= GB Theatre Company =

The GB Theatre Company is a British touring company that specialises in outdoor productions of Shakespeare. Founded in 2010 by Gillian Roca and Barrie Palmer. The first productions in 2010 were As You Like It directed by Neil Sheppeck and Merry Wives of Windsor directed by Jenny Stephens. The productions were played in rep and starred Gabriel Thomson, Matt Milburn, Stacey Roca and Alexander Delamere. The tour took in Dublin's Trinity College, Ramme Gaard in Norway, Prague Castle, Norwich Cathedral, Kentwell Hall and Arundel Castle.

The following year the Company produced Romeo and Juliet and Twelfth Night which was directed by Michael Woodwood. Several new performers joined Gabriel Thomson as Romeo and David Davies who played Friar Lawrence and took over as Mercutio when the Company played The Victorian Embankment Gardens in London. Once again, Norwich Cathedral and Arundel Castle were on the tour schedule and appear on the website as destinations for 2012. Indeed, the Company is the headline act at The Dublin Shakespeare Festival, The Norwich Shakespeare Festival and The Arundel Festival. Arundel is the seat of The Duke of Norfolk who is often in attendance at the Company's performances there.

The Company features actors in traditional costume and live music.

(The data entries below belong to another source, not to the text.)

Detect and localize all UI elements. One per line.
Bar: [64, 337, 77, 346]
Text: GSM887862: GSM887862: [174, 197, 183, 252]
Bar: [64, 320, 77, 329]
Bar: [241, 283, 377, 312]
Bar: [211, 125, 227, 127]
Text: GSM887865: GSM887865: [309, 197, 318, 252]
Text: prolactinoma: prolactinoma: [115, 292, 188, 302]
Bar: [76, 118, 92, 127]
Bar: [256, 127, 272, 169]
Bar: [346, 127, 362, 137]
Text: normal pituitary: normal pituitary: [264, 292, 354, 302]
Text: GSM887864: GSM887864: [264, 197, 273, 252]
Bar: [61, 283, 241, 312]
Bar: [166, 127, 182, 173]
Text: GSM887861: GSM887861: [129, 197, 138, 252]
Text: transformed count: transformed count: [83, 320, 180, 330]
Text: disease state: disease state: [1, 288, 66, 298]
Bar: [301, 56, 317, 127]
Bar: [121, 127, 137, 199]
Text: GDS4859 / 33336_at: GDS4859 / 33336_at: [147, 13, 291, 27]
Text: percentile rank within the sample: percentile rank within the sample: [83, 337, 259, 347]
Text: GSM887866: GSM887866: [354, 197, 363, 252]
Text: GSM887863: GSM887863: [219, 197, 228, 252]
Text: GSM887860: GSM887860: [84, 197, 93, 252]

In 2012 the company toured internationally with The Tempest directed by Jack Shepherd, (famous as television's Wycliffe) and The Taming of the Shrew directed by Jenny Stephens. Venues included Exeter Castle, Norway's Ramme Gaard, Norwich Cathedral, Kensington Palace Gardens, Warwick Castle, Arundel Castle. The media attention focused on the success of The Tempest with its solid performances. The 2013 programme was announced as A Midsummer Night's Dream and The Merchant of Venice.